— Зачем же тогда ваша Золотая Рыбка к нему подсела? — сощурился я. — Если у вас к нему никакого интереса?
Что-то в сегодняшнем вине было такое, отчего я слишком быстро хмелел и еще больше заводился.
— Ну, не работой же одной!.. Он приятный собеседник, насколько я знаю… холост… перспективен… да и выбор, чтобы, как вы изволили заметить, трахнуться по-простому, без извращений, у девушек тут весьма невелик!
Я обвел зал глазами: выбор действительно был так себе. Дедуля-живчик, неизменно пробегающий под моим окном в восемь утра, парочка безликих, с вдохновением ударяющих по кухне пузанов, от веса которых даже здешние тренированные битюги приседали, да штук пять заядлых гольфоманов с загорелыми обветренными физиономиями… или же это рыбаки?

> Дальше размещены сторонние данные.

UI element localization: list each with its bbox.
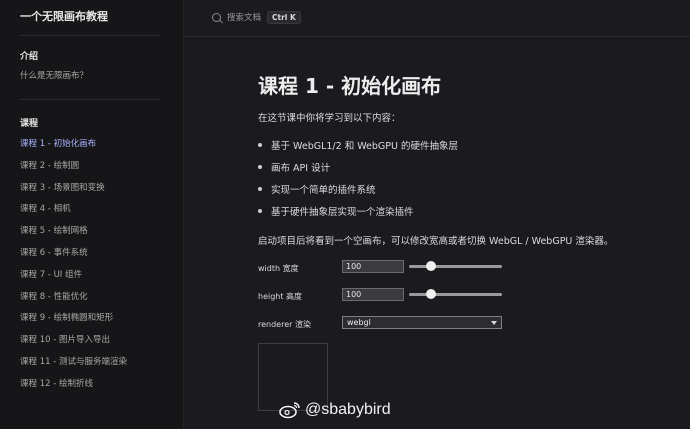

Плюс те, кого мне представляли ранее: Синяя Борода и Карабас-Барабас. Последний безудержно хохотал какой-то шутке, отпущенной Золушкой номер один. Похоже, эта парочка стала неразлучной. Как и мы… в глазах остальных… Серый Волк и я… Волшебный, блин… Фей!.. Нафеячился, мать его… как можно было так нажраться вином, пусть даже и самым лучшим?!
— Вам нехорошо, Лева? — заботливо спросила Светлана… Лючия… Серый… нет, Серая… бл…дь, Королева! Королева… бля…ей! Золушек от информации… подкладываемым этим… всем этим Принцам-от-неправедного-капитала! Не-е-ет… один праведный вроде есть… сидит с кислой рожей… мать его растак и разэдак! Действительно, КАК ему это удалось? Если никому раньше не удавалось? Купил яблочко, помыл, продал в два раза дороже… купил на эти деньги два… потом пять яблочек, помыл, продал… десять, двадцать… три вагона! А потом-таки не выдержал и придушил деда подушкой! Втихую! И никому не сказал. И никто не видел. А дедушка был ста-а-аренький… не бегал уже по утрам… не следил за здоровьем… не мерил давление… а нажирался вдрабадан винищем у себя в скромном пятиэтажном особнячке… во дворце с видом на лес… Король умер, да здравствует Король!.. Го-о-оспо-о-оди-и-и… как я пьян! И что я несу!.. Одно радует — хоть не вслух…
— Хорошо… — сквозь зубы процедил я. — Все… хорошо!
Сегодня уже не надо было идти к Кире, я уже не был БОЛЬНЫМ… я выпадал из круга ее ежедневных забот… я уже никем не был… вернее, я был и оставался НИКЕМ. Да, именно так. Но отчего же мне вдруг так мучительно захотелось хотя бы позвонить ей?
Да, позвонить — и рассказать все: и о девшихся неизвестно куда страницах… и о том, как мне хорошо было с ней вчера… и даже об этом — что происходит прямо сейчас. Что я понял… понял все! Что мне никогда не подняться до высот гения… Что я так и останусь поднаторевшим ремесленником, попавшим в струю графоманом! И что мне противна эта женщина с холодными глазами, ищущая во мне неизвестно что… И что… что, кажется, я влюбился! В нее, в Киру. Нет, это полный вздор!